Saturday, September 17, 2011

Not Very Normal

I had a very normal childhood, up to a point. I was raised by very nice crunchy liberal Christians who practiced the eighties version of attachment parenting. I went to good schools and on nice family vacations. No one in my family ever did anything scandalous, like drink too much or get divorced. My family was so normal, like the families you used to see on TV, that it took me many years to realize how abnormal it was to have such a normal family.

I don't know how my life got so strange. I think it might have been a lot of little things. I did move around a lot. I was really smart. I think my brain is weird. I was deeply religious until, as a teenager, I stopped being religious at all. I was a geek, and a girl, and a very serious tomboy, and I really didn't get how to do fashion at all. I do remember that I never woke up one morning and thought, "when I grow up, I want to do very strange things."

As it turns out, though, I have done a lot of weird stuff in my life. I think maybe the most surreal period was when our first baby was six months old and we had to move out of the first house we had bought together. It was an ok house, but it was not in a great place. We bought it because we were young and it was cheap and we could afford to live there and not work. It was in a "bad" neighborhood, but living there was probably a pretty good experience for a while. There were some nice people on the street, just like everywhere.

J made friends with some of the local kids, and once a bullet was shot into our house when one of them ran up on our porch to dodge it. That was scary, but it didn't exactly happen all the time. Something clicked, though, when we were living there with a baby and then a man was shot to death on the street a few doors down. We were broke then, too, and didn't feel like we had a lot of options, but I kind of started to freak out. We talked about all sorts of possibilities, from living with our parents to moving to a commune. In the end, though, none of that made sense, because it just so happened that we also owned a commercial building several blocks away on a major street...populous enough that it felt safer, and plus, we could turn the third floor into an apartment, with a locking steel door and windows high enough to be out of the way of stray bullets. So.

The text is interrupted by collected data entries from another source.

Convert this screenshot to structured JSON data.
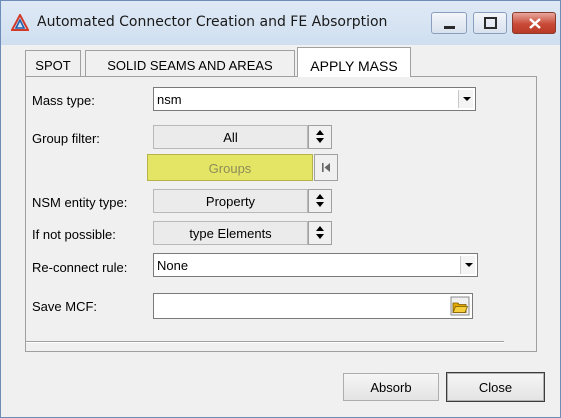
{
  "window": {
    "title": "Automated Connector Creation and FE Absorption"
  },
  "tabs": [
    {
      "label": "SPOT"
    },
    {
      "label": "SOLID SEAMS AND AREAS"
    },
    {
      "label": "APPLY MASS"
    }
  ],
  "form": {
    "mass_type": {
      "label": "Mass type:",
      "value": "nsm"
    },
    "group_filter": {
      "label": "Group filter:",
      "value": "All",
      "groups_label": "Groups"
    },
    "nsm_entity_type": {
      "label": "NSM entity type:",
      "value": "Property"
    },
    "if_not_possible": {
      "label": "If not possible:",
      "value": "type Elements"
    },
    "reconnect_rule": {
      "label": "Re-connect rule:",
      "value": "None"
    },
    "save_mcf": {
      "label": "Save MCF:",
      "value": ""
    }
  },
  "buttons": {
    "absorb": "Absorb",
    "close": "Close"
  },
  "colors": {
    "groups_button": "#e5e565",
    "groups_text": "#8c8c5a",
    "close_window_button": "#c94b37"
  },
  "icons": {
    "app": "triangle-app-icon",
    "minimize": "minimize-icon",
    "maximize": "maximize-icon",
    "close": "close-icon",
    "dropdown": "chevron-down-icon",
    "spin": "up-down-arrows-icon",
    "reset": "skip-to-start-icon",
    "browse": "folder-open-icon"
  }
}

The thing about this building was that I'd been given quite a lot of money a few years previously. We didn't want to do anything as bourgeois as invest the money in a capital sense, so we'd used most of it to buy a building we could barely manage the upkeep of in the hopes that it could one day be made into a radical community center. (That did happen eventually - and that's another surreal story - but not until years later.) At the time we started living there, it was in lousy shape, and not particularly habitable. We had gotten as far as demolishing the internal walls, so that each floor was one big room. Also, it was January.

The first floor was minimally heated, so we curtained off a portion of the room about eight feet square, and it was tolerably warm in there. We moved our bed in and set up a computer with internet access, and that was that. J started spending nearly all his waking hours making the third floor into a habitable studio apartment, and the baby and I spent most of our time in the tent. Every day while he napped, I would put on my coat and hat and go into the kitchenette to make some kind of food and hand-wash dishes and diapers in ice-cold water. I know. That sounds insane. And it was. But we didn't have a car, or even a stroller. Once a week, we would bundle up, put the baby in a sling, and walk a mile to Whole Foods with our internal frame backpacks to buy groceries. I know. I think I was washing the diapers myself because I couldn't handle the thought of doing that walk two or three more times per week, alone, to get to the laundromat.

When I think back on the three months or so that it took before it got warm and we moved upstairs, there are layers upon layers of weirdness. Why didn't we sell the building and rent an apartment? For that matter, why didn't we get jobs and rent an apartment? Strangest of all, why were we shopping at Whole Foods but not buying a $25 stroller? I don't know. Or, rather, I know a lot of little reasons. Everything we were doing, every single decision, made sense at the time based on certain values - organic food, not driving, baby wearing, cloth diapering, staying out of the capitalist system (haha), etc. We were trying very hard not to have any privilege, or to make up for it somehow, and mostly I think we were just trying not to make things worse.

I still sometimes feel like I don't really know how to make decisions.